Seriously nice wood work.





Ground floor.










Lift motor thingy






Uplift





Proper engineering.





Stood here for some time listening for voices. Eventually came to the conclusion that the doors were banging in the wind.





Wish I had spent more time photographing the ceiling in this room.





Ahh memories (1990s porn) 





More memories from the 90's





Rooftop.





A great afternoon out. An earlier start would have been better as I could have spent all day in here. 
Lots of bits I did not see and no externals as it was getting dark and close to teatime. There will be a next time.


----------



## brickworx (Nov 15, 2014)

Nice work, looks like all the keys have gone from the cabinet in the porn room? Great shot the one called 'last light'...v cool.....and yes what a place, good use of the fisheye for some great pics.


----------



## flyboys90 (Nov 15, 2014)

Its starting to look a bit worse for wear but you,ve got some ace photos and thanks for sharing.


----------



## DirtyJigsaw (Nov 16, 2014)

Nice shots indeed. Yeah, as brickworz said, where are all the keys? I noticed on fb that the key cupboard was now empty! So annoying. That first fisheye shot of the stairs is a winner


----------



## kevdyas (Nov 16, 2014)

Great photos


----------



## Sshhhh... (Nov 16, 2014)

I still need to see this place! Great shots and write up. Thank you


----------



## Lukemash (Nov 16, 2014)

What a fucking extraordinary building. Such class woodwork. I can't understand how somewhere like this isn't in use. Judging by the woodwork entrance would of made decent money for wedding receptions


----------



## brickworx (Nov 17, 2014)

flyboys90 said:


> Its starting to look a bit worse for wear but you,ve got some ace photos and thanks for sharing.

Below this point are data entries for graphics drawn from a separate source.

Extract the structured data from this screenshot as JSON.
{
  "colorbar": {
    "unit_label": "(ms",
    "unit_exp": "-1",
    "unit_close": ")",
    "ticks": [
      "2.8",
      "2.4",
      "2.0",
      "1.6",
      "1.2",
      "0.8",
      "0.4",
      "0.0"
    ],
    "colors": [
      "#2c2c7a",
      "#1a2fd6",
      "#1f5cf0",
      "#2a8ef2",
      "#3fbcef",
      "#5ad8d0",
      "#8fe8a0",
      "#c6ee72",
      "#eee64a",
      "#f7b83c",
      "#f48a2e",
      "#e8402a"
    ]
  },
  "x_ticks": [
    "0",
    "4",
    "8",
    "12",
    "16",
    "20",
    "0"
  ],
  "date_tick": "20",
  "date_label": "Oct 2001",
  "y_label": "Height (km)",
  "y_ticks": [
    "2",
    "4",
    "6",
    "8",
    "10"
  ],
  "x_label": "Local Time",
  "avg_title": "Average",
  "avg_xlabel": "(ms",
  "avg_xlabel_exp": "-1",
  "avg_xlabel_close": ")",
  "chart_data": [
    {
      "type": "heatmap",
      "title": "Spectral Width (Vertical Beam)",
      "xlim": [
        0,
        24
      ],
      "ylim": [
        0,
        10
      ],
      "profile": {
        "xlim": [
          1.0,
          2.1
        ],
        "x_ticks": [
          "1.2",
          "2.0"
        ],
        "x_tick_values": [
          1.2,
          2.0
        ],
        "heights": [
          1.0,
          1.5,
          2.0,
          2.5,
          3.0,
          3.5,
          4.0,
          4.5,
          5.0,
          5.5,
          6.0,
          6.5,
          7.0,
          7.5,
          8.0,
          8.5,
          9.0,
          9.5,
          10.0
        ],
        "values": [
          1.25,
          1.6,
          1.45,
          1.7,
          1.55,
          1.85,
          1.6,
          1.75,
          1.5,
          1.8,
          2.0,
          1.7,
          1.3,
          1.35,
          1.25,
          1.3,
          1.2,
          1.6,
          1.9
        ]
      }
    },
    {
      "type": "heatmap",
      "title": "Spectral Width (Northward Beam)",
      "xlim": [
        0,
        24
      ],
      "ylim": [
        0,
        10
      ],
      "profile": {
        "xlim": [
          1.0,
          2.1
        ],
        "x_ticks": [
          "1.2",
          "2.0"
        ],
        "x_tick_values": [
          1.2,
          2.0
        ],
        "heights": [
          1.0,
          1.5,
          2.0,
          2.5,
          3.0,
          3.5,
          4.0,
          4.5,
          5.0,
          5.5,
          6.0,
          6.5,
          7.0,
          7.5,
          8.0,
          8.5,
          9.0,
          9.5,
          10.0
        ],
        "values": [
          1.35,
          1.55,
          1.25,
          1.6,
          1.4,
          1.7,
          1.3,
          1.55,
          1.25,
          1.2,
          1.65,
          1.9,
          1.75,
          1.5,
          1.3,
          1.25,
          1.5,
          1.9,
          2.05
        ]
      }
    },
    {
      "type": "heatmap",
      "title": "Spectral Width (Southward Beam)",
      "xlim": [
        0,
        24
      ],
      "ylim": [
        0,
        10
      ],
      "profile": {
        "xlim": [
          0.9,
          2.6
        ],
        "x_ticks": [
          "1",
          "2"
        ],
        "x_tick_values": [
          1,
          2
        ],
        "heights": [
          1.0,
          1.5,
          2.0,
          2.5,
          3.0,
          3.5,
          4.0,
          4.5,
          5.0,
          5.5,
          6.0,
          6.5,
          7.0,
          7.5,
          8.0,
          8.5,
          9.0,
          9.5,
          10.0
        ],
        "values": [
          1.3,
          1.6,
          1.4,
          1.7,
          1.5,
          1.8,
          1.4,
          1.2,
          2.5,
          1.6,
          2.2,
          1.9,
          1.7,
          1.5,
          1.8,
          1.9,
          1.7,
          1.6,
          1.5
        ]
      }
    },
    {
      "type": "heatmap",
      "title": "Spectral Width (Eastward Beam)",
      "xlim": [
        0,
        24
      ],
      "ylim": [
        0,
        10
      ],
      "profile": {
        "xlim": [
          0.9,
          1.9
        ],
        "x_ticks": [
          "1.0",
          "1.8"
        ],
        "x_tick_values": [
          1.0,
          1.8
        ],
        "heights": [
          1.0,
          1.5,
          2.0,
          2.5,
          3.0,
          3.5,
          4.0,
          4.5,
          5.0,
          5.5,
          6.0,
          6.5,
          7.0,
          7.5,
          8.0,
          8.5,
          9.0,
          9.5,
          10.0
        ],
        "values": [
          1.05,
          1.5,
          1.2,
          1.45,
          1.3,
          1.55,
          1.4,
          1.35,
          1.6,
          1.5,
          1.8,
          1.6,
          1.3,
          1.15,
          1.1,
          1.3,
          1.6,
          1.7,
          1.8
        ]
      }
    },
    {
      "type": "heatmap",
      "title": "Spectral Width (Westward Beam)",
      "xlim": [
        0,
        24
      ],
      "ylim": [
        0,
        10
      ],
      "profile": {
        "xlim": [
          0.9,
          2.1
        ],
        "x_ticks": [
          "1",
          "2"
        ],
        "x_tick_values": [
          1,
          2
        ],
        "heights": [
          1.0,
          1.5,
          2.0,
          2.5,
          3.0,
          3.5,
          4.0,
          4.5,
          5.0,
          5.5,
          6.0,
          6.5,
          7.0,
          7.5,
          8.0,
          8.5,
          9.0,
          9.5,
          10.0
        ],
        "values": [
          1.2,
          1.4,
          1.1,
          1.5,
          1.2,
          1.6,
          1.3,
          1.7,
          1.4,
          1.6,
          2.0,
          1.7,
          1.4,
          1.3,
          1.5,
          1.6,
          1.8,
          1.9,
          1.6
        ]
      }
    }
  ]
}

Errrrrrr and the issue with more 'worse for wear' is?  .... Decadence vs decay, what's not to like?!


----------



## Urbexbandoned (Nov 20, 2014)

Great, love shots 1 & 3


----------



## ImmortalShadow (Nov 21, 2014)

Nice shots 

Where are all the keys gone?! It's nice to see photos of the lift, something a bit different from the norm.


----------



## Whiteknight841 (Nov 21, 2014)

What a place, you have really gone to town on this one! Thank you


----------



## mockney reject (Nov 21, 2014)

wow awesome set of pictures dude


----------